While ‘security through obscurity’ may be an option, there are other factors to consider, particularly when security needs to constantly evolve to fit dynamic environments. It should also not be at such an advanced level that it can only be handled by specialists. “Security should not require extensive skills or specific technical understanding to operate,” he said. Instead, he advocated raising awareness and acceptance of it to the point of it becoming the default position, rather than something extra for the organisation to manage. Companies wanting to contain threats would do better by speaking about the kind of threats they face, the mitigative strategies they have in place, and their successes.

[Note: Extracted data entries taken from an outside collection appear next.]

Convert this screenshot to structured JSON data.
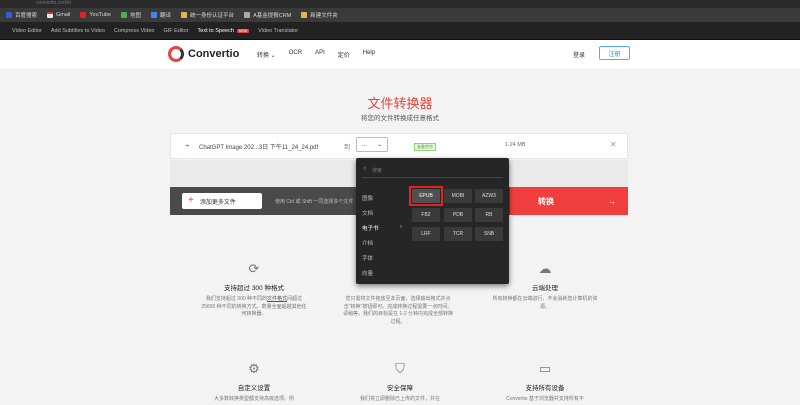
{
  "browser": {
    "url": "convertio.co/zh/",
    "bookmarks": [
      "百度搜索",
      "Gmail",
      "YouTube",
      "地图",
      "翻译",
      "统一身份认证平台",
      "A基金提报CRM",
      "新建文件夹"
    ],
    "toolbar_items": [
      "Video Editor",
      "Add Subtitles to Video",
      "Compress Video",
      "GIF Editor",
      "Text to Speech",
      "Video Translator"
    ],
    "new_badge": "NEW"
  },
  "header": {
    "brand": "Convertio",
    "nav": [
      "转换",
      "OCR",
      "API",
      "定价",
      "Help"
    ],
    "login": "登录",
    "signup": "注册"
  },
  "hero": {
    "title": "文件转换器",
    "subtitle": "将您的文件转换成任意格式"
  },
  "file": {
    "name": "ChatGPT Image 202...3日 下午11_24_24.pdf",
    "to_label": "到",
    "select_value": "...",
    "status": "准备完毕",
    "size": "1.24 MB"
  },
  "actions": {
    "add_more": "添加更多文件",
    "hint": "使用 Ctrl 或 Shift 一同选择多个文件",
    "convert": "转换"
  },
  "dropdown": {
    "search_placeholder": "搜索",
    "categories": [
      "图像",
      "文档",
      "电子书",
      "介档",
      "字体",
      "向量"
    ],
    "active_category": "电子书",
    "formats": [
      "EPUB",
      "MOBI",
      "AZW3",
      "FB2",
      "PDB",
      "RB",
      "LRF",
      "TCR",
      "SNB"
    ],
    "selected_format": "EPUB"
  },
  "features": [
    {
      "title": "支持超过 300 种格式",
      "desc1": "我们支持超过 300 种不同的",
      "link": "文件格式",
      "desc2": "间超过 25600 种不同的转换方式。数量全面超越其他任何转换器。"
    },
    {
      "title": "",
      "desc1": "您只需将文件拖放至本页面，选择输出格式并点击\"转换\"按钮即可。完成转换过程需要一点时间。请稍等。我们的目标是在 1-2 分钟内完成全部转换过程。",
      "link": "",
      "desc2": ""
    },
    {
      "title": "云端处理",
      "desc1": "所有转换都在云端进行，不会消耗您计算机的资源。",
      "link": "",
      "desc2": ""
    },
    {
      "title": "自定义设置",
      "desc1": "大多数转换类型都支持高级选项。例",
      "link": "",
      "desc2": ""
    },
    {
      "title": "安全保障",
      "desc1": "我们将立即删除已上传的文件，并在",
      "link": "",
      "desc2": ""
    },
    {
      "title": "支持所有设备",
      "desc1": "Convertio 基于浏览器并支持所有平",
      "link": "",
      "desc2": ""
    }
  ]
}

This is likely to impact positively on their resilience as well. “What is resilience? It’s the ability of a substance or object to spring back into shape; it is elasticity,” he said. In the cyber sense, it can refer to the ability to tap into existing resources to combat system breaches. Measuring cyber resilience, however, is not a simple task; it entails a quantum leap from the real to the virtual world, which is not something that every company can easily manage. Gauging the resilience of the system needs to be done from several directions. Organisations should determine if its systems are assailable, or if there is difficulty applying the necessary measures, and why.

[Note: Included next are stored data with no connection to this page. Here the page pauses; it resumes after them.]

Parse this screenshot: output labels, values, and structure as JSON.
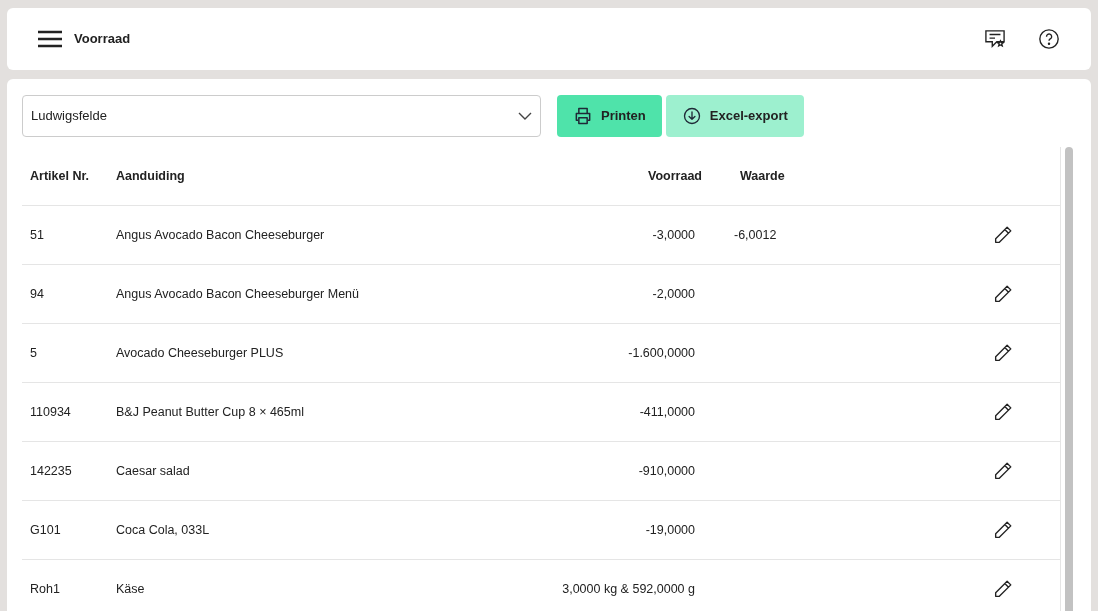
{
  "header": {
    "title": "Voorraad"
  },
  "toolbar": {
    "location": "Ludwigsfelde",
    "buttons": [
      {
        "kind": "print",
        "label": "Printen"
      },
      {
        "kind": "export",
        "label": "Excel-export"
      }
    ]
  },
  "table": {
    "columns": [
      "Artikel Nr.",
      "Aanduiding",
      "Voorraad",
      "Waarde"
    ],
    "rows": [
      {
        "article": "51",
        "name": "Angus Avocado Bacon Cheeseburger",
        "stock": "-3,0000",
        "value": "-6,0012"
      },
      {
        "article": "94",
        "name": "Angus Avocado Bacon Cheeseburger Menü",
        "stock": "-2,0000"
      },
      {
        "article": "5",
        "name": "Avocado Cheeseburger PLUS",
        "stock": "-1.600,0000"
      },
      {
        "article": "110934",
        "name": "B&J Peanut Butter Cup 8 × 465ml",
        "stock": "-411,0000"
      },
      {
        "article": "142235",
        "name": "Caesar salad",
        "stock": "-910,0000"
      },
      {
        "article": "G101",
        "name": "Coca Cola, 033L",
        "stock": "-19,0000"
      },
      {
        "article": "Roh1",
        "name": "Käse",
        "stock": "3,0000 kg & 592,0000 g"
      }
    ]
  }
}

If it is difficult to apply the necessary measures, the organisation’s capacity to identify and mitigate threats may be limited. Thus, the organisation’s needs should be carefully understood, to ensure that the system consistently delivers the intended outcome. “This makes it accreditable and therefore measurable,” Chiesa pointed out. The organisation’s systems are also likely to become more robust and resilient – and be able to recover better from cyberattacks. However, there is no one-size-fits-all solution. Systems should be designed and put in place only after careful consideration. He urged the audience to constantly ask the “What if?” questions.

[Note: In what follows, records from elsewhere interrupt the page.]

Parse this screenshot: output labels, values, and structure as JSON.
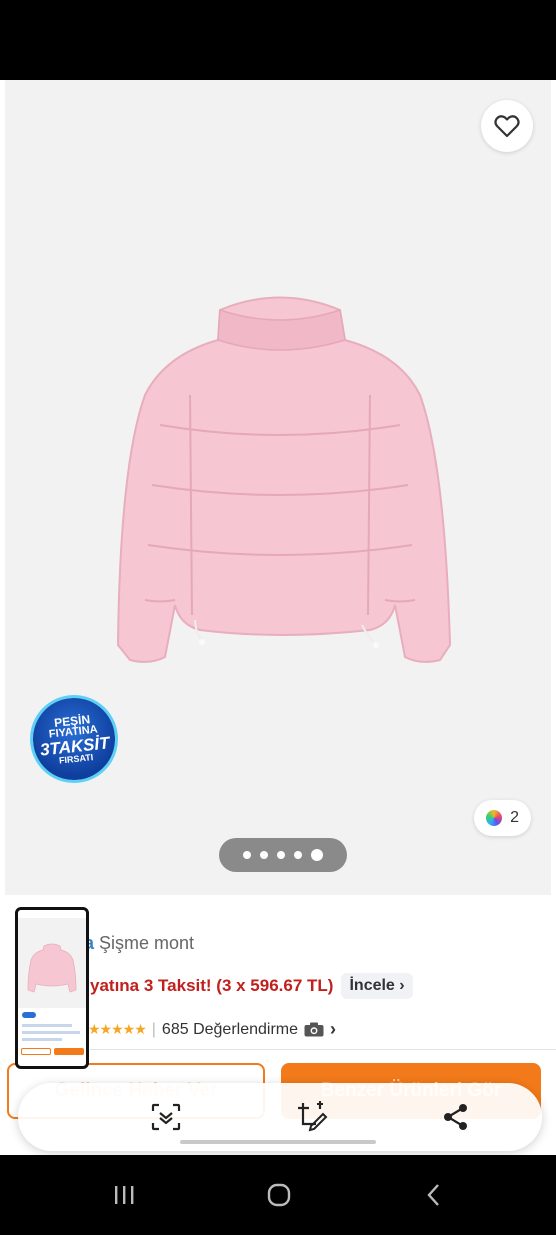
{
  "product": {
    "title_fragment": "a",
    "title": "Şişme mont",
    "promo_text": "yatına 3 Taksit! (3 x 596.67 TL)",
    "incele_label": "İncele",
    "rating_count_label": "685 Değerlendirme",
    "rating": 4.5
  },
  "gallery": {
    "image_count": 5,
    "active_index": 4,
    "color_count": "2",
    "product_color": "#f6c6d2"
  },
  "badge": {
    "line1": "PEŞİN",
    "line2": "FIYATINA",
    "line3": "3TAKSİT",
    "line4": "FIRSATI"
  },
  "buttons": {
    "notify_label": "Gelince Haber Ver",
    "similar_label": "Benzer Ürünleri Gör"
  },
  "colors": {
    "accent": "#f27a1a",
    "promo_red": "#c0201e",
    "brand_blue": "#2f86c9"
  },
  "toolbar": {
    "icons": [
      "scan-text-icon",
      "crop-edit-icon",
      "share-icon"
    ]
  },
  "nav": {
    "icons": [
      "recent-apps-icon",
      "home-icon",
      "back-icon"
    ]
  }
}
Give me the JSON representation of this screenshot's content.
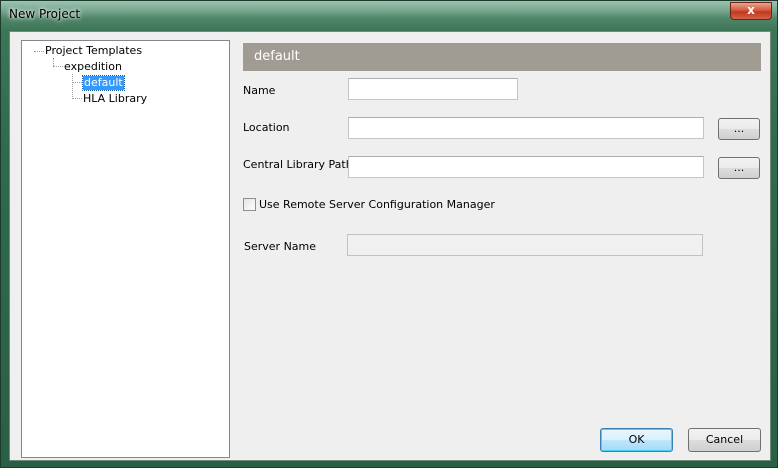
{
  "window": {
    "title": "New Project",
    "close_glyph": "x"
  },
  "tree": {
    "root": "Project Templates",
    "child": "expedition",
    "leaves": [
      "default",
      "HLA Library"
    ],
    "selected": "default"
  },
  "panel": {
    "header": "default",
    "name_label": "Name",
    "name_value": "",
    "location_label": "Location",
    "location_value": "",
    "browse_location_label": "...",
    "central_library_label": "Central Library Path",
    "central_library_value": "",
    "browse_library_label": "...",
    "remote_checkbox_label": "Use Remote Server Configuration Manager",
    "remote_checked": false,
    "server_name_label": "Server Name",
    "server_name_value": ""
  },
  "buttons": {
    "ok_label": "OK",
    "cancel_label": "Cancel"
  },
  "colors": {
    "header_band": "#a09c93",
    "selection": "#3399ff",
    "frame": "#2f6b4c"
  },
  "icons": {
    "close": "close-icon"
  }
}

“We do not know anything in advance,” he stressed. “But disruptions cannot be tolerated for long periods. Organisations have to find their own tolerance levels, and must consider different approaches. In time, they will be able to identify the best solutions which work for them.” Customisation is necessary because individual companies will each have their own policies and priorities; these will also depend on other social, cultural, political and economic factors, besides. “We try to use our intelligence to overcome instances like these with practical solutions,” he said, adding that adaptability was also important, and artificial intelligence (AI) could be used to improve resilience in some cases.